I can’t help but think of the spiritual analogy of water giving life to tiny creatures that sing their praises and announce their presence, whether anyone listens or not. They were given life and they spend their brief time on earth doing what they were created to do.


Some humans keep their windows closed to the frog chorus. But not me. I am enthralled – just as I would be in a great concert hall for the performance of a renowned symphony. I stop, and I am still. And I listen. And let the music carry me away.

A frog symbolizes life. In his dependence on water, we’re taught a great lesson and an eternal truth. And in the music of almost springtime, my senses are stirred with the reminder that winter’s bleak days cloaked in dormancy won’t last forever. Not here on earth and not in eternity.

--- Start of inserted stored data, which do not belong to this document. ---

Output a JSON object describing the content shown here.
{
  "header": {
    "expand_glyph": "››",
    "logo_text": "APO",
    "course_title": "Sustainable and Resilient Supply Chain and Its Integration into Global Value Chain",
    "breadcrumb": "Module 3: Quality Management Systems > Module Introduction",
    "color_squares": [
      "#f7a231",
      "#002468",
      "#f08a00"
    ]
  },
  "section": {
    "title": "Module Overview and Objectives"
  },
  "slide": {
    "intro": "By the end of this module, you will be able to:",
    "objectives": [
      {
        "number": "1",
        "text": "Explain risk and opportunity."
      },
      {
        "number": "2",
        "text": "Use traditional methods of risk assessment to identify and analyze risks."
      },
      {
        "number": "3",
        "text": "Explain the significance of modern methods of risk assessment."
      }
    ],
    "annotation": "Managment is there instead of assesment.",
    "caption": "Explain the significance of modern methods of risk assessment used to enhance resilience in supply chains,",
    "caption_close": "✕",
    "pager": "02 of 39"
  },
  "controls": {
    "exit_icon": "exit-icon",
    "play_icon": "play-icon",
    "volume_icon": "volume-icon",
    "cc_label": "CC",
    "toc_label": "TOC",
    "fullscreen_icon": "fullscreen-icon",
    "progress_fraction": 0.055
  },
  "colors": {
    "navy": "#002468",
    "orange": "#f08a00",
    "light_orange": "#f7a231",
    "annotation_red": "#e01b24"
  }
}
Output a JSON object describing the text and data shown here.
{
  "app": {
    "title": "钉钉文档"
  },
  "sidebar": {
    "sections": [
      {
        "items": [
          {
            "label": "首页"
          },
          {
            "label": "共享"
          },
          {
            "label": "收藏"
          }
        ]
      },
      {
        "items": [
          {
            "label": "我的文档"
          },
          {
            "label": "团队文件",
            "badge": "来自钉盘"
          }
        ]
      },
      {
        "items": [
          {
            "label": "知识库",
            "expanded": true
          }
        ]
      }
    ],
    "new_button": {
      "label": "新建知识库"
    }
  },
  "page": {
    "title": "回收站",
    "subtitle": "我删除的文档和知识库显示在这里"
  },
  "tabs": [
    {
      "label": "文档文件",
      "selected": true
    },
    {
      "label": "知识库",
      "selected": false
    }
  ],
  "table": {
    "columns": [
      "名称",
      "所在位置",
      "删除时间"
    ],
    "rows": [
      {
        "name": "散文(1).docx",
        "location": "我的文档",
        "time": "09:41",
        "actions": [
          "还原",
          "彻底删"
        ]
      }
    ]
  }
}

For where there is moisture, there will be flowers and grass and hills of green, and ribbons of water gurgling in crevices between one hill and another, mid pastures and ranchland and rocky cliffs and kid goats and newborn calves, and sometimes patches of fog, under January’s dappled sky of fluffy white and endless blue.

Frogs aren’t smart in the truest sense, but their instincts tell them to search for water. And once they find it, to stay there. For it is their life.

We humans should be so smart. To seek the water of the Word and once we find it, to stay there close by, camped out, singing praises to the Creator and of the Creator, and letting all who hear know of His goodness.


Springtime’s coming. It won’t be long now.